The Lancet, ISSN: 0140-6736, Vol: 357, Issue: 9268, Page: 1618

Glucosamine sulphate and osteoarthritis

Jean Yves Reginster; Lucio C Rovati; Yves Henrotin; Giampaolo Giacovelli; Christiane Gosset
Authors’ reply
Sir—Jutta Halbekath and colleagues are biased by gross misunderstandings and misinterpretations. The poor correlation between symptom and structure outcomes in osteoarthritis is well accepted. Such poor correlation may apply also to the effects of diseasemodifying drugs.

However, our secondary analysis, which we briefly present in the paper and as an abstract elsewhere,

shows that glucosamine sulphate provided symptom relief independently of structure outcomes. Thus, Halbekath and colleagues’ assumption is wrong.

The final difference in minimum joint-space narrowing was not lower than, but identical to that expected

in our per-protocol sample-size calculation. The significant symptom improvement with glucosamine sulphate, the reduced proportion of patients with severe structure deterioration, and the antagonism of the natural joint-space narrowing make our findings clinically relevant.

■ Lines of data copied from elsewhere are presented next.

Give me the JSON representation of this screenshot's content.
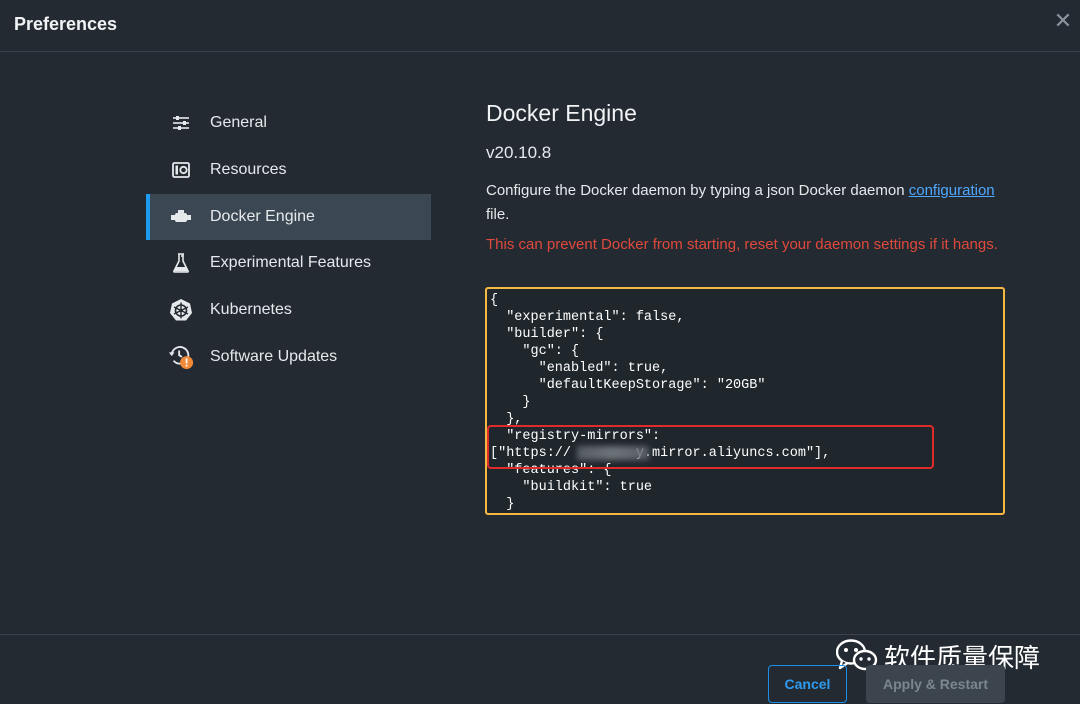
{
  "window": {
    "title": "Preferences",
    "close_icon": "close-icon"
  },
  "sidebar": {
    "items": [
      {
        "label": "General",
        "icon": "sliders-icon",
        "active": false
      },
      {
        "label": "Resources",
        "icon": "resources-icon",
        "active": false
      },
      {
        "label": "Docker Engine",
        "icon": "engine-icon",
        "active": true
      },
      {
        "label": "Experimental Features",
        "icon": "flask-icon",
        "active": false
      },
      {
        "label": "Kubernetes",
        "icon": "helm-wheel-icon",
        "active": false
      },
      {
        "label": "Software Updates",
        "icon": "update-clock-icon",
        "badge": "!",
        "active": false
      }
    ]
  },
  "main": {
    "title": "Docker Engine",
    "version": "v20.10.8",
    "description_before": "Configure the Docker daemon by typing a json Docker daemon ",
    "description_link": "configuration",
    "description_after": " file.",
    "warning": "This can prevent Docker from starting, reset your daemon settings if it hangs.",
    "config_text": "{\n  \"experimental\": false,\n  \"builder\": {\n    \"gc\": {\n      \"enabled\": true,\n      \"defaultKeepStorage\": \"20GB\"\n    }\n  },\n  \"registry-mirrors\":\n[\"https://        y.mirror.aliyuncs.com\"],\n  \"features\": {\n    \"buildkit\": true\n  }"
  },
  "footer": {
    "cancel_label": "Cancel",
    "apply_label": "Apply & Restart"
  },
  "watermark": {
    "text": "软件质量保障"
  },
  "colors": {
    "accent": "#1d9bf0",
    "warning": "#e0493c",
    "editor_border": "#f5b942",
    "highlight_box": "#e02b2b"
  }
}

The European Drug Agency states that given the favourable modification of the natural history of osteoarthritis by structure changes, a large proportion of patients will have long-term clinical benefit.

The symptom-modifying effects of glucosamine sulphate, even for shorter treatment periods, is well described in the reports we referenced. Nevertheless, we can confirm that, although this effect was beyond the goals of our study, the symptoms that were affected developed early. The effect was significant compared with placebo throughout treatment. Furthermore, contrary to the groundless statement by Halbekath and co-workers, there were no baseline imbalances between groups, since the small apparent numerical differences in the WOMAC index were far from significant, whereas the changes at the end of treatment were significant. In addition, there are no discrepancies between table 3 and figure 2: the table shows the primary endpoint represented by the mean percentage variation. This representation makes clinical interpretation easier than the mean change in absolute index scores reported for the subscales in the figure. Elementary arithmetic teaches that these two ways of expressing the same results do not give superimposable numbers.
The study calendar dates are from May, 1994 (first patient in), to December, 1998 (last patient out).
We agree with R B Payne on the importance of the integrated approach to the medical management of osteoarthritis, including pharmacological and non-pharmacological measures. Unfortunately, we could not assess the possible additive effects of glucosamine sulphate and exercise in our trial.
We thank Layinka Swinburne for pointing out an effect that was not noted in our study, nor ever in the clinical development of glucosamine sulphate to our knowledge.
Mark Goldstein’s hypothesis is based on speculation and not experimental or clinical evidence. Glucosamine sulphate was well tolerated in our trial and the attribution of the lack of an adverse event (namely episodes of decreased blood pressure) to a possible problem, is misleading. However, four patients receiving placebo and two taking glucosamine sulphate had cardiovascular events (myocardial infarction, ischaemia, or angina). Our efficacy and safety results are applicable only to crystalline glucosamine sulphate, which is a prescription drug in more than 40 countries. the periodic safety update reports for 1995–2000 estimate a total of 17 042 492 patient-months of treatment, with no reports of atherosclerosis or cardiovascular events.